Virtual gaming: In the virtual gaming world, users can buy and sell their own properties, avatar outfits, in-game armor, and weapons, in short, all kinds of items with their cryptocurrencies.

What Is Metatime Coin (MTC)?

Metatime Coin (MTC), created on the MetaChain network, has a limited supply of 10 billion units and is the native cryptocurrency of the MetaChain ecosystem. Metatime Coin (MTC) is designed to be used in all products and transactions developed on the MetaChain network.

Metatime Coin was created to meet the needs of users.
Metatime Coin was created to meet the needs of users.

Metatime Coin is designed with both transfer and fixed burn formulas, distributed in specific pools to meet the expectations of users for every need. MTC, the local entity of the MetaChain network, plays an important role in the products developed within it.
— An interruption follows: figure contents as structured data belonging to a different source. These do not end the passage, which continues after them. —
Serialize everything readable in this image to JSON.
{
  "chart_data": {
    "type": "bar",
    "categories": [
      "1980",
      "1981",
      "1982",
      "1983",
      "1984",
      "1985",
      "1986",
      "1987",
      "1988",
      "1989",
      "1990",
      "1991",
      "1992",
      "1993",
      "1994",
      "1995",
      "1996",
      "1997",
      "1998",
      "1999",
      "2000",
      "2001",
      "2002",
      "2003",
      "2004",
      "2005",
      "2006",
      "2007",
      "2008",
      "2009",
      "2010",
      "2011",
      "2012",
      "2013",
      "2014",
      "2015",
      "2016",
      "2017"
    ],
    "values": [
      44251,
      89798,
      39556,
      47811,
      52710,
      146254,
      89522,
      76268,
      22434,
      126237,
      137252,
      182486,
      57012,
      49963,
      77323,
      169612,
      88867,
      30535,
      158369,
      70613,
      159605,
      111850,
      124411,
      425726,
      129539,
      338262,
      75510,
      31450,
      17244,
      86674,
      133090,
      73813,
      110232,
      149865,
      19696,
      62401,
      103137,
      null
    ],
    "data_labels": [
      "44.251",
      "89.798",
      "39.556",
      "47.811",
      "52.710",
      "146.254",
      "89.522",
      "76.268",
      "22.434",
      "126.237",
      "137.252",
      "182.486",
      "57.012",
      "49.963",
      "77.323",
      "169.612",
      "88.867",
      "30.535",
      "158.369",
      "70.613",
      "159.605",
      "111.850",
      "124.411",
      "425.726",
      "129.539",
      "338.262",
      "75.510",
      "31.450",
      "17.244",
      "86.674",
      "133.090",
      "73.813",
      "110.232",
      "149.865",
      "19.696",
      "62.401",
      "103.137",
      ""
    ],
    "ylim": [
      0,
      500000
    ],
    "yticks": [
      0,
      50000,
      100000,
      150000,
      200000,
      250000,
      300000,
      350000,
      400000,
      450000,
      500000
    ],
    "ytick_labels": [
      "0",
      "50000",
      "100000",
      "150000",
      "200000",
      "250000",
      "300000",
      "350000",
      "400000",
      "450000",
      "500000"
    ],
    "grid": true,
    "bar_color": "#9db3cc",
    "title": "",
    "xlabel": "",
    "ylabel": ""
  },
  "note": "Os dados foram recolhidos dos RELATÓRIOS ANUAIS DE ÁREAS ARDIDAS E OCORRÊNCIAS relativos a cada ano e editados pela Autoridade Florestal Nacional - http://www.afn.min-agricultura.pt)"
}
Metatime has a Tokenomics structure that is designed by considering the valuation structure and future fiction. In this structure, which is designed with investors in mind, the investments provided are guaranteed and maximum profit is ensured.

Metatime ensures the appreciation of Metatime Coin by buying Metatime Coin on a regular basis with its own commissions from all transactions made on MetaExchange and by limiting the supply through MetaChain and MetaExchange.